In the starry predawn hours of the second day - gorge day - we leave Wahsien, where steep and stunning steps connect river to town. (We had not been allowed ashore.) Downriver, after a few hours' journey, the landscpae begins changing. Brown cascading waterfalls split the lush green on both sides of the river. Black-eared kites and pied wagtails fly overhead. Two spotbilled ducks land ahead of the boat and take off again.

It is 9:18 a.m. when we enter the first of the three principal gorges - Chutang Gorge, roughly five miles long. Four minutes later we are staring at the Meng Liang steps - a series of identical holes stitched up a 700-foot escarpment. Legend has it that Meng Liang's army of the Eastern Kingdom had been trapped in this gorge within a gorge called Wind-Box by the army of the Wester Kingdom smug atop the escarpment. But the soldiers of Meng Liang chiseled the holes into the wall; stuck beam ends into the holes; and climbed their makeshift ladder to the top and victory.

In rapid succession now come other gorges within Chutang Gorge (Gorge of Errors); peaks (Goddess peak); and stories with each. An hour later we are in 27-mile-long Wu Hsia, the gorge with the sharpest escarpments. After a brief stop at a town called Pa Tung, we set off again for the third and longest (41 miles) principal gorge - Hsiling.

All along the way a wide assortment of other boats navigate the river. High above the Yangtze people - and goats - walk the old trackers' trail. Caves and dwellings resembling the pueblos of our Southwest scatter the mountainsides. In the last gorge men pound away at the rock. Others blast it, making the sound of wind chimes.

Twenty minutes before we pass through the last of the gorges we enter Lampshine Gorge. John Hersey once described it this way:

"On the bank on our right were steep, giddying limestone cliffs crowned with soft-formed, many-wintered rocks, while on the left shelves of less precipitous but still formidable mountains, picturesque villages and temples rested . . ."

It has not changed.

Once out of the gorges, the primitiveness and wildness disappear. Here is a broad river lined with apartment houses and other modern buildings. Ahead is a forest of derricks and smoking chimneys. We have reached Ichang, a booming industrial city.
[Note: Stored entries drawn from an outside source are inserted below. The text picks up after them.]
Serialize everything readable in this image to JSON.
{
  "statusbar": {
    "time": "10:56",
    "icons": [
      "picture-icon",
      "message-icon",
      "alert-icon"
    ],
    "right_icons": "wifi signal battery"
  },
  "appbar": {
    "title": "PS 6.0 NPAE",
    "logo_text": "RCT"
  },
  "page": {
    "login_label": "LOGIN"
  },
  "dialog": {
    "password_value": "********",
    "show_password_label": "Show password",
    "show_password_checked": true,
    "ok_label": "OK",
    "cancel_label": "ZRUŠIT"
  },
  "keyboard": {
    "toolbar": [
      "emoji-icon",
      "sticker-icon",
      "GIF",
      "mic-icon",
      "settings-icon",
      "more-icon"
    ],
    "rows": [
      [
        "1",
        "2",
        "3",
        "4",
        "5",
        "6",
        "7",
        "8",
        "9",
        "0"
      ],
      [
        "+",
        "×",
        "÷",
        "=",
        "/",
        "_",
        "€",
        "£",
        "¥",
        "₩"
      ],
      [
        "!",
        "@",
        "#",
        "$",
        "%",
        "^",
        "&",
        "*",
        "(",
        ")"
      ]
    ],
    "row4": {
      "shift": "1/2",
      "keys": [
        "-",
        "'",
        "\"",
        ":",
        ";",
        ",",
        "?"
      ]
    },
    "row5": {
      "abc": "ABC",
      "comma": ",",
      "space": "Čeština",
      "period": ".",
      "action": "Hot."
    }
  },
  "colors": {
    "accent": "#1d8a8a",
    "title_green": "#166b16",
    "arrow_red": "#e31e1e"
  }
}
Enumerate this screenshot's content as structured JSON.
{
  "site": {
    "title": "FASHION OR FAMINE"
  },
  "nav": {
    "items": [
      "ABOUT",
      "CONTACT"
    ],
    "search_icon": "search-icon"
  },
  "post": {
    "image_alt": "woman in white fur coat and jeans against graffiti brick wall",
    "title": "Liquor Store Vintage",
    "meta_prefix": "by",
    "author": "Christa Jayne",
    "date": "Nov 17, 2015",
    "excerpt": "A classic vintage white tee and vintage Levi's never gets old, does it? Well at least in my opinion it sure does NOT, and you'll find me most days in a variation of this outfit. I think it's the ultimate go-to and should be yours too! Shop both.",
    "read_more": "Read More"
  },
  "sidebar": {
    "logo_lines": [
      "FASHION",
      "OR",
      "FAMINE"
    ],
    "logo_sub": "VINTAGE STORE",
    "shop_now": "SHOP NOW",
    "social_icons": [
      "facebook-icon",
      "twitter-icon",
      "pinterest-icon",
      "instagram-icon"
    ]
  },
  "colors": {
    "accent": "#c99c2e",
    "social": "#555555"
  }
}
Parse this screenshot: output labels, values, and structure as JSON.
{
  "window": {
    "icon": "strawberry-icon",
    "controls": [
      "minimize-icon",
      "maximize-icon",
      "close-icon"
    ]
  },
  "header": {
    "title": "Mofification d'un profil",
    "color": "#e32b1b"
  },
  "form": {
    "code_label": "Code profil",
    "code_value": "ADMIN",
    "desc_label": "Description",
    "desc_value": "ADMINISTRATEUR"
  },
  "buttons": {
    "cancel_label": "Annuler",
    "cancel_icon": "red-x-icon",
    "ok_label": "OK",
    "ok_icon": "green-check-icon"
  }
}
One minute we were watching Chinese hauling crushed rock and huge boulders by hand and back onto wind-driven and tracker-pulled boats. An eternal minute later we are staring at modern freighters and brand new Italian dump trucks.

We have only one more night on East is Red 36 and then we are in Wuhan, the destination of this indelible journey.

It was like taking a steamer down the Mississippi River, only the Mississippi went through the Grand Canyon and past the New Jersey Palisades into a Norwegian fjord.